Concrètement, qu’est-ce que la médiation ?
Les origines latines de la médiation définissent le concept de l’interposition (intercessionis), qui permet d’assurer le dialogue. Mais assurer un dialogue signifie aussi conduire le dialogue, en assurer la qualité et le rétablir lorsqu’il est rompu. Tout cela sur une longue période dans le respect du continuum et du timing du projet.
Concrètement la médiation est assurée par un tiers neutre, indépendant et impartial. Il s’agit d’établir une relation afin de permettre la compréhension d’une situation et de résoudre les incompréhensions et les conflits. La médiation fait partie des modes alternatifs de résolutions des conflits et peut être mise en œuvre à tous moments, aussi bien lors de l’accompagnement d’un projet complexe ou lors de conflits ouverts entre les parties.
De fait, la théorie cognitive appliquée au modèle de gouvernance fixe l’apprentissage et la création de la connaissance initiée au sein des entreprises et révèle toute sa pertinence dans le cadre du management de projets complexes.
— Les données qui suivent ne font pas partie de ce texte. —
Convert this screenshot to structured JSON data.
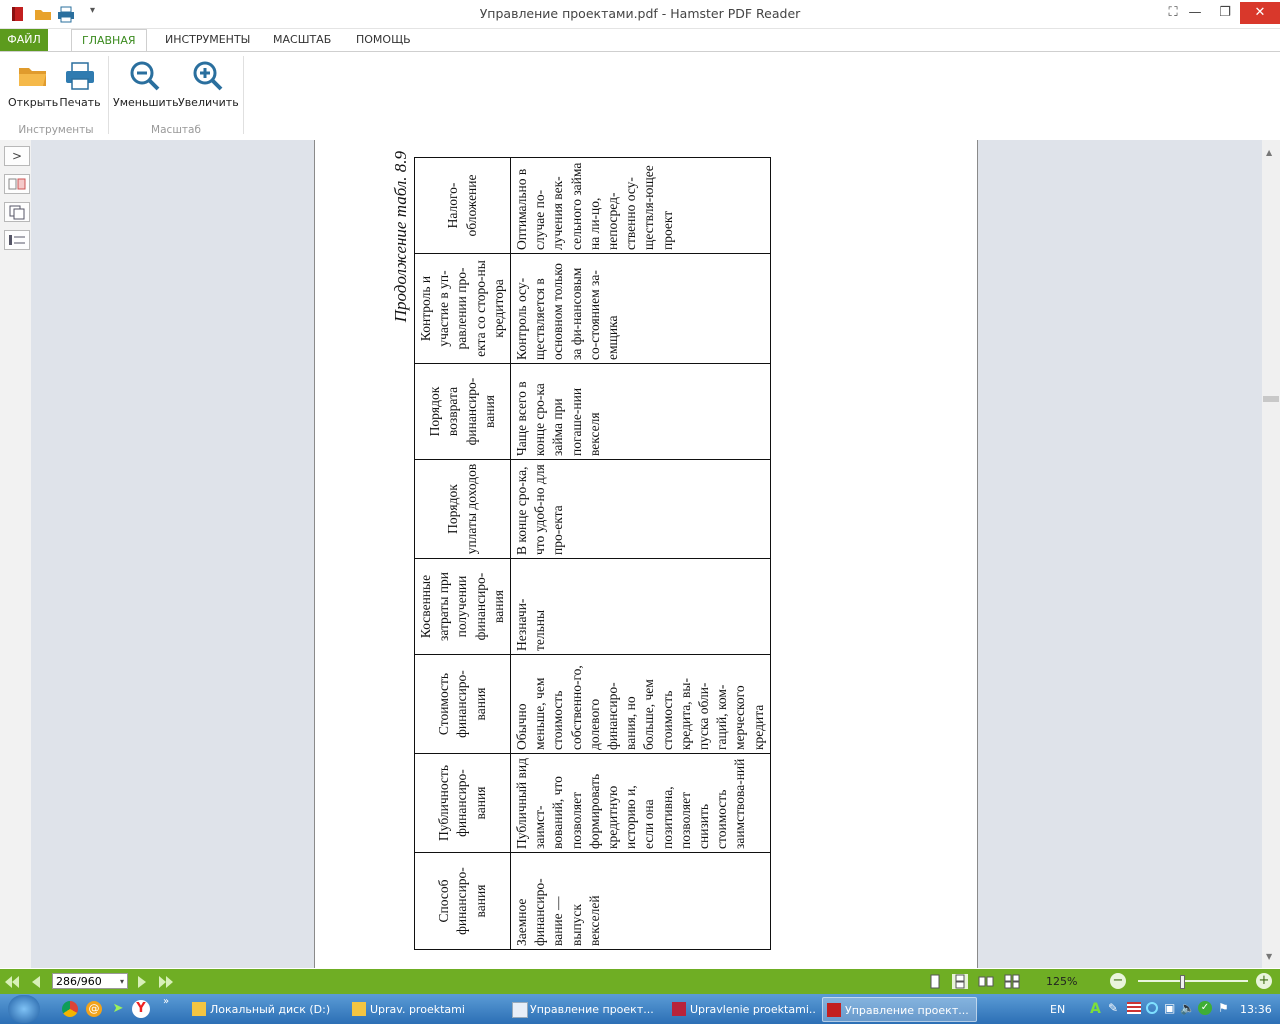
{
  "window": {
    "title": "Управление проектами.pdf - Hamster PDF Reader"
  },
  "ribbon": {
    "tabs": {
      "file": "ФАЙЛ",
      "home": "ГЛАВНАЯ",
      "tools": "ИНСТРУМЕНТЫ",
      "scale": "МАСШТАБ",
      "help": "ПОМОЩЬ"
    },
    "buttons": {
      "open": "Открыть",
      "print": "Печать",
      "zoom_out": "Уменьшить",
      "zoom_in": "Увеличить"
    },
    "groups": {
      "tools": "Инструменты",
      "scale": "Масштаб"
    }
  },
  "document": {
    "caption": "Продолжение табл. 8.9",
    "headers": [
      "Способ финансиро-вания",
      "Публичность финансиро-вания",
      "Стоимость финансиро-вания",
      "Косвенные затраты при получении финансиро-вания",
      "Порядок уплаты доходов",
      "Порядок возврата финансиро-вания",
      "Контроль и участие в уп-равлении про-екта со сторо-ны кредитора",
      "Налого-обложение"
    ],
    "row": [
      "Заемное финансиро-вание — выпуск векселей",
      "Публичный вид заимст-вований, что позволяет формировать кредитную историю и, если она позитивна, позволяет снизить стоимость заимствова-ний",
      "Обычно меньше, чем стоимость собственно-го, долевого финансиро-вания, но больше, чем стоимость кредита, вы-пуска обли-гаций, ком-мерческого кредита",
      "Незначи-тельны",
      "В конце сро-ка, что удоб-но для про-екта",
      "Чаще всего в конце сро-ка займа при погаше-нии векселя",
      "Контроль осу-ществляется в основном только за фи-нансовым со-стоянием за-емщика",
      "Оптимально в случае по-лучения век-сельного займа на ли-цо, непосред-ственно осу-ществля-ющее проект"
    ]
  },
  "navigation": {
    "page": "286/960",
    "zoom": "125%"
  },
  "taskbar": {
    "items": [
      "Локальный диск (D:)",
      "Uprav. proektami",
      "Управление проект...",
      "Upravlenie proektami...",
      "Управление проект..."
    ],
    "lang": "EN",
    "clock": "13:36"
  },
  "colors": {
    "accent": "#5c9b1d",
    "navbar": "#6fae24",
    "taskbar": "#2c6fb5"
  }
}
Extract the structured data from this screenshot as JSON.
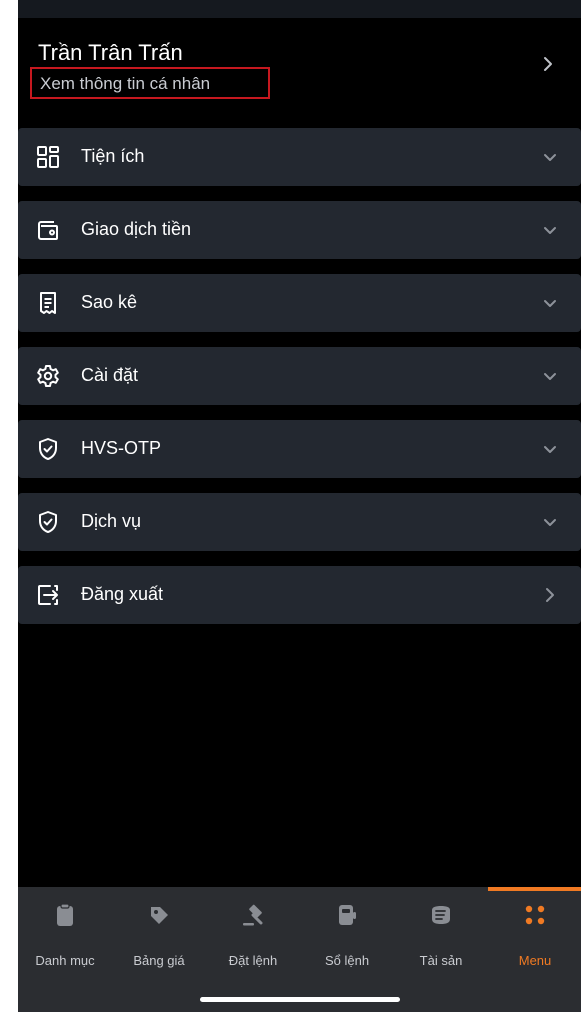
{
  "profile": {
    "name": "Trần Trân Trấn",
    "view_info": "Xem thông tin cá nhân"
  },
  "menu": {
    "items": [
      {
        "label": "Tiện ích",
        "icon": "grid-icon",
        "action": "chevron-down-icon"
      },
      {
        "label": "Giao dịch tiền",
        "icon": "wallet-icon",
        "action": "chevron-down-icon"
      },
      {
        "label": "Sao kê",
        "icon": "receipt-icon",
        "action": "chevron-down-icon"
      },
      {
        "label": "Cài đặt",
        "icon": "gear-icon",
        "action": "chevron-down-icon"
      },
      {
        "label": "HVS-OTP",
        "icon": "shield-check-icon",
        "action": "chevron-down-icon"
      },
      {
        "label": "Dịch vụ",
        "icon": "shield-check-icon",
        "action": "chevron-down-icon"
      },
      {
        "label": "Đăng xuất",
        "icon": "logout-icon",
        "action": "chevron-right-icon"
      }
    ]
  },
  "bottom_nav": {
    "items": [
      {
        "label": "Danh mục",
        "icon": "clipboard-icon",
        "active": false
      },
      {
        "label": "Bảng giá",
        "icon": "price-tag-icon",
        "active": false
      },
      {
        "label": "Đặt lệnh",
        "icon": "gavel-icon",
        "active": false
      },
      {
        "label": "Sổ lệnh",
        "icon": "order-book-icon",
        "active": false
      },
      {
        "label": "Tài sản",
        "icon": "assets-icon",
        "active": false
      },
      {
        "label": "Menu",
        "icon": "menu-dots-icon",
        "active": true
      }
    ]
  },
  "colors": {
    "background": "#000000",
    "card": "#232830",
    "accent": "#f07a23",
    "highlight_border": "#c6181f",
    "bottom_nav": "#2b2d31"
  }
}
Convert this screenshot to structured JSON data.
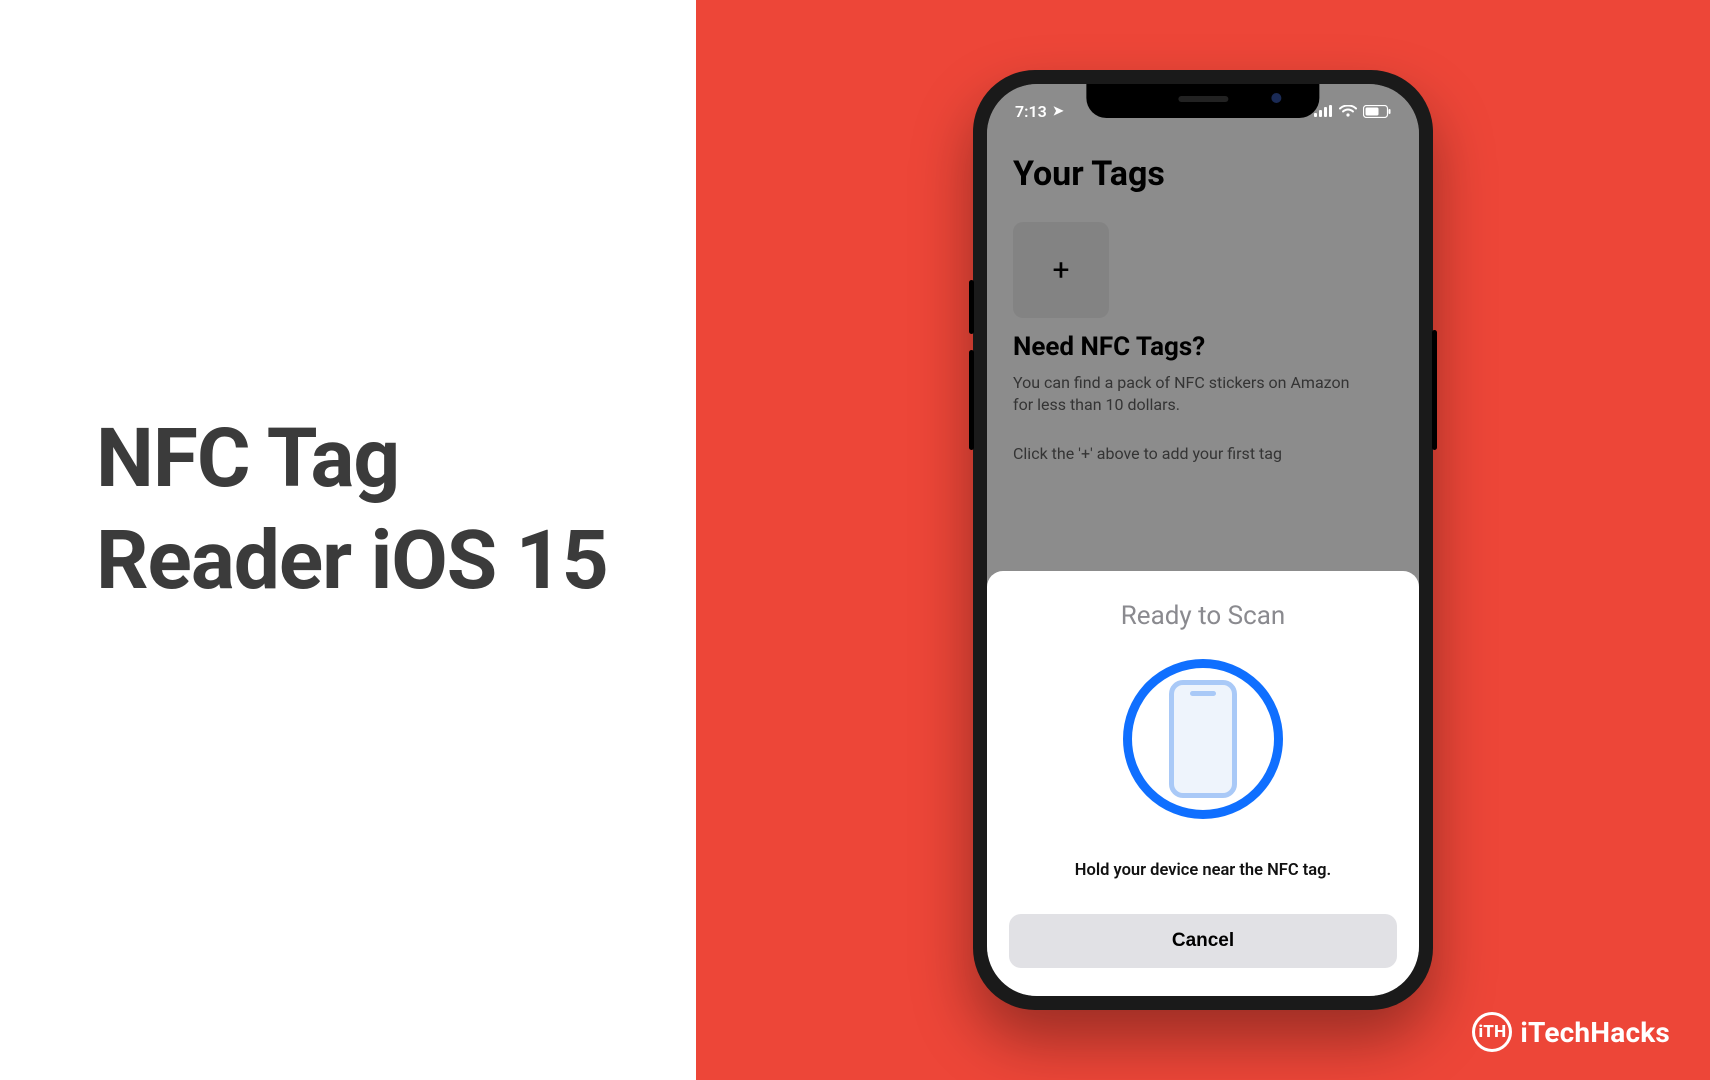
{
  "left": {
    "title_line1": "NFC Tag",
    "title_line2_a": "Reader ",
    "title_line2_b": "iOS 15"
  },
  "phone": {
    "status": {
      "time": "7:13",
      "location_glyph": "➤"
    },
    "app": {
      "title": "Your Tags",
      "add_glyph": "+",
      "need_title": "Need NFC Tags?",
      "need_body": "You can find a pack of NFC stickers on Amazon for less than 10 dollars.",
      "hint": "Click the '+' above to add your first tag"
    },
    "sheet": {
      "title": "Ready to Scan",
      "message": "Hold your device near the NFC tag.",
      "cancel": "Cancel"
    }
  },
  "watermark": {
    "badge": "iTH",
    "text": "iTechHacks"
  },
  "colors": {
    "accent_red": "#ed4638",
    "scan_blue": "#0f6fff"
  }
}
La médiation appliquée aux projets complexes devient naturellement un des facteurs nécessaires à la bonne conduite des projets et participe, par les effets de cohésion induits, à la réussite des projets.
Des médiations de projets au sein des entreprises ?
Les projets complexes sont généralement des projets très sensibles, voire primordiaux pour l’avenir de l’entreprise. Une fois engagés, ils sont budgétés. Or, il arrive qu’ils échouent. Un échec est non seulement mal vécu par les équipes en charge du projet, mais il a en outre un coût qui peut être particulièrement important. L’expérience de la Deutsch Post est en cela particulièrement édifiante. L’annulation du projet SAP mené par IBM pour le compte de DHL, filiale de la Deustche Post, a conduit cette dernière à passer en 2015 une perte exceptionnelle de 348 millions d’euros, dont 308 millions d’euros liés aux investissements qui ne seront jamais utilisés. Heureusement toutes les annulations de projets ne produisent pas des effets aussi désastreux.
Les décisions à prendre et les difficultés auxquelles seront confrontés les responsables de projets, qui sont la plupart du temps des techniciens, ne peuvent se limiter au suivi d’une planification structurelle mais potentiellement inadaptée à l’évolution de l’avancement du projet. Alain Fernandez a clairement étayé ce principe :
« En laissant ces décisions sous la responsabilité exclusive des chargés de la réalisation technique, comme c’est trop souvent le cas, il ne faut pas être surpris lorsqu’au final le projet répond précisément aux exigences techniques, mais se tient bien loin des ambitions initiales de création de valeur. »
Pour autant, il ne faut pas basculer vers un autre extrême où le responsable du projet serait un généraliste. Vincent Giard et Christophe Midler sont sans équivoque sur ce point :
« Le challenge actuel de l’organisation des firmes n’est donc nullement, comme on le croit trop souvent, de remplacer la domination du spécialiste technique par celle du généraliste projet. C’est au contraire de développer de manière concomitante et articulée ces deux logiques complémentaires. »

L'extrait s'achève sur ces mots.